1 (Sodium Cromoglicate)

2 (Omalizumab)

Trying

$regex = "^(?<=>).*?(?=(\Q</a>\E))(\(.*?\))^";

and variations upon it I get nothing but blank, whereas what I need is:

1 Nalcrom (Sodium Cromoglicate)

2 Alimemazine

3 Xolair (Omalizumab)

Any ideas on how I can do this? thnx

Make the second regex group optional ?, i.e.:

   $string =
    '<ul>
    <li>
    <a href="/nalcrom">Nalcrom</a>
            (Sodium Cromoglicate)
    </li>
    <li>
    <a href="/alimemazine">Alimemazine</a>
    </li>
    <li>
    <a href="/xolair">Xolair</a>
            (Omalizumab)
    </li>
    </ul>';

    preg_match_all('%">(.*?)</a>\s+(\(.*?\))?%i', $string, $match, PREG_PATTERN_ORDER);
    for ($i = 0; $i < count($match[0]); $i++) {
        echo  $match[1][$i] . " ". $match[2][$i];
    }

Output:

Nalcrom (Sodium Cromoglicate)
Alimemazine 
Xolair (Omalizumab)

DEMO

Here's a non regex solution.
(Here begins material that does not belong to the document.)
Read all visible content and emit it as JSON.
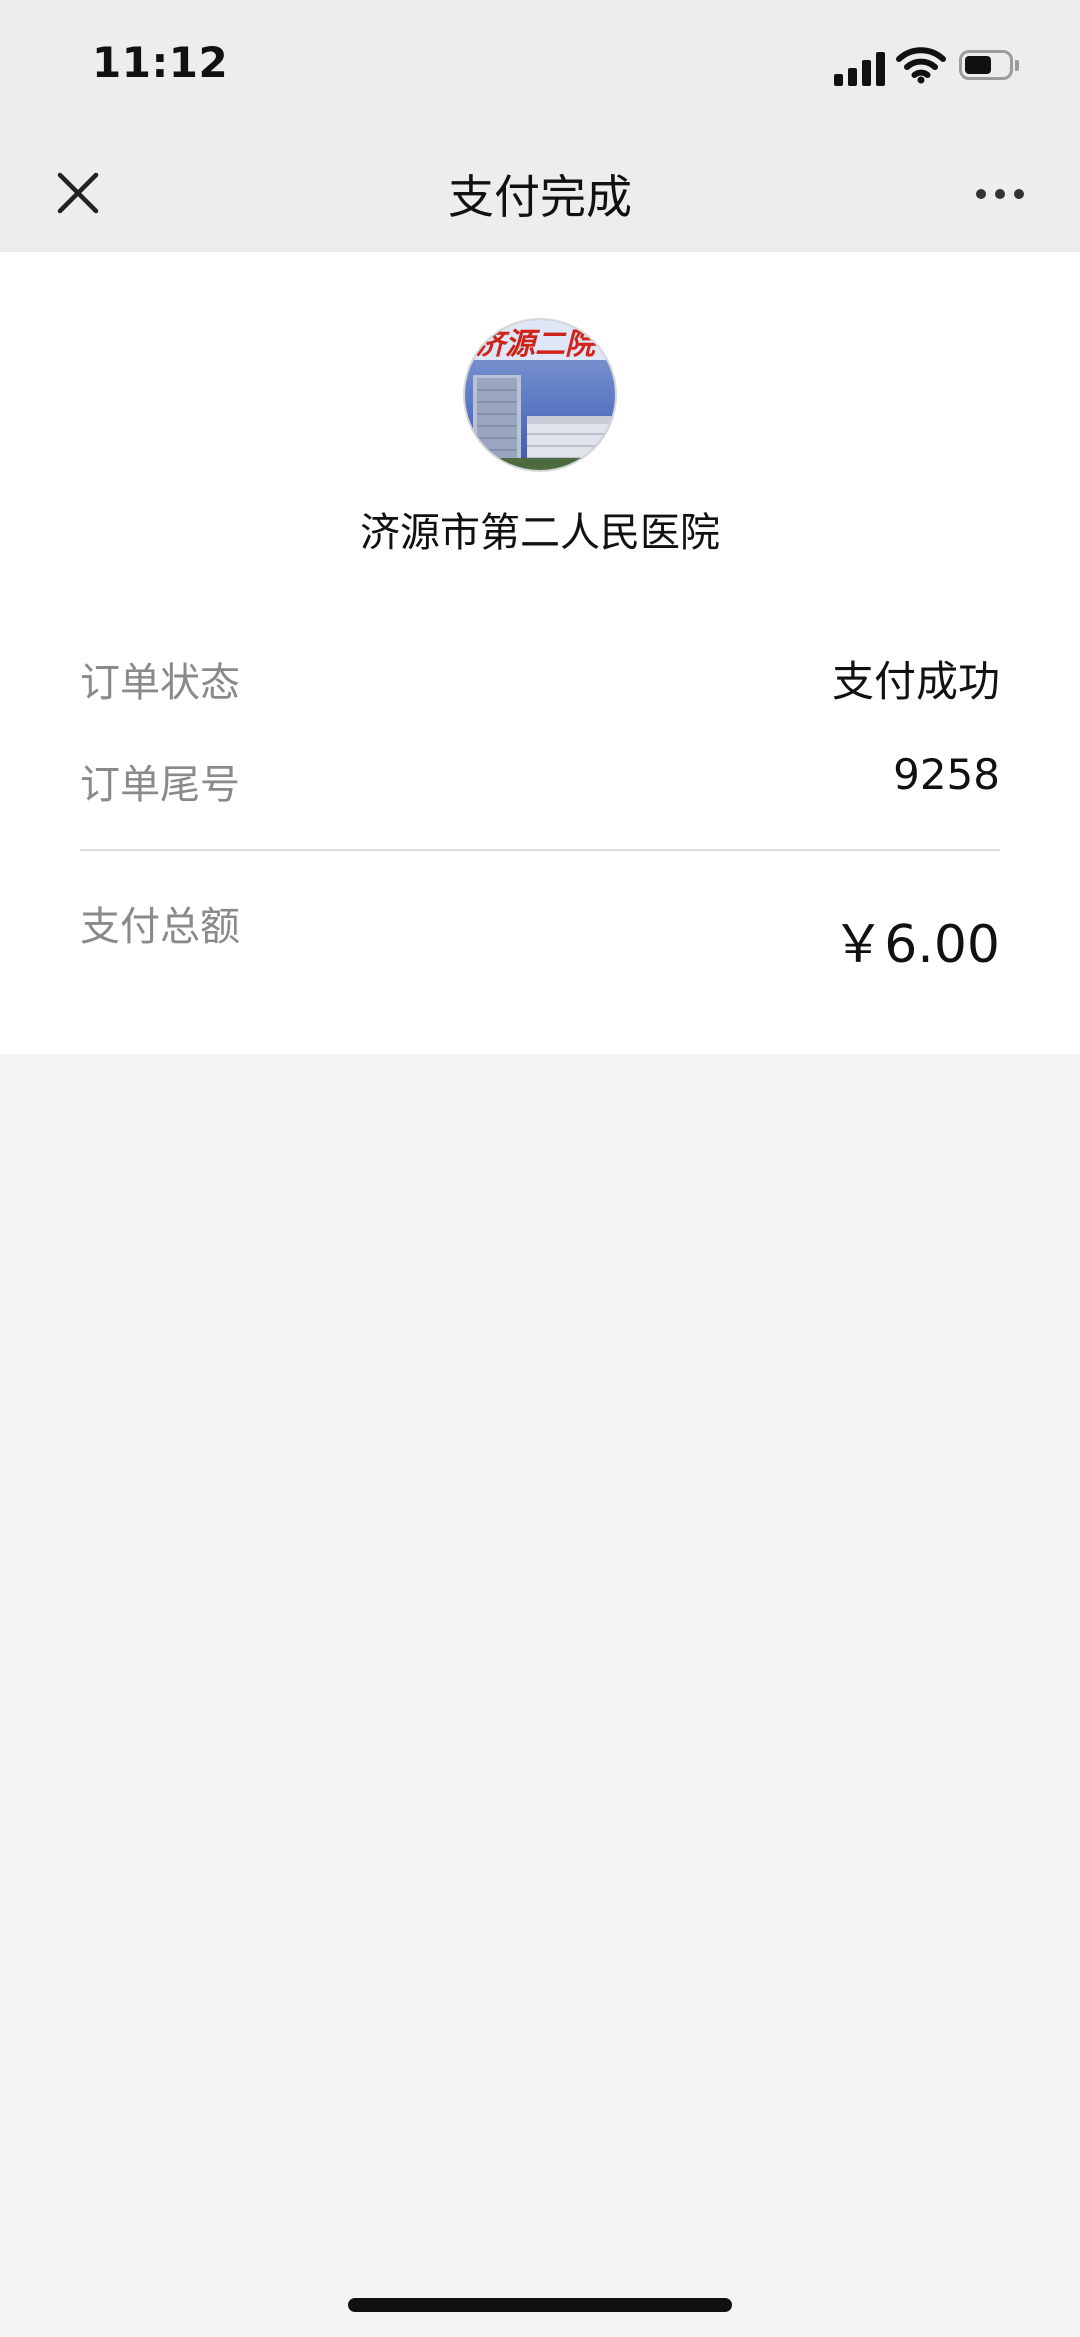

This gets rid of all HTML then uses new lines as indicators for data points. If the new line starts with a ( it presumes it belongs with the previous point and appends it there.

<?php
$string =
'<ul>
<li>
<a href="/nalcrom">Nalcrom</a>
        (Sodium Cromoglicate)
</li>
<li>
<a href="/alimemazine">Alimemazine</a>
</li>
<li>
<a href="/xolair">Xolair</a>
        (Omalizumab)
</li>
</ul>';
$new_string = strip_tags($string);
$newlines = explode("
", $new_string);
$count = 0;
$output = '';
foreach($newlines as $newline) {
    $newline = trim($newline);
    if(!empty($newline)) {
        if(preg_match('~^\(~', $newline)) {
            $output .= $newline;
        } else {
            $count++;
            if(!empty($output)) {
                $output .= "

";
            }
            $output .=  $count . ' ' .$newline . ' ';
        }
    }
}
echo $output;

Then output is:

1 Nalcrom (Sodium Cromoglicate)

2 Alimemazine

3 Xolair (Omalizumab)

Try the following regex:

@>([^<]+)</a>([^<]*)</li>@ius

In your example $matches[1][0] and trim($matches[2][0]) should return respectively Nalcrom and Sodium Cromoglicate. So you can iterate over your list using the second index.

My example needs trim to keep the regex simple, but in practice you can twist it so that it doesnt capture blank char.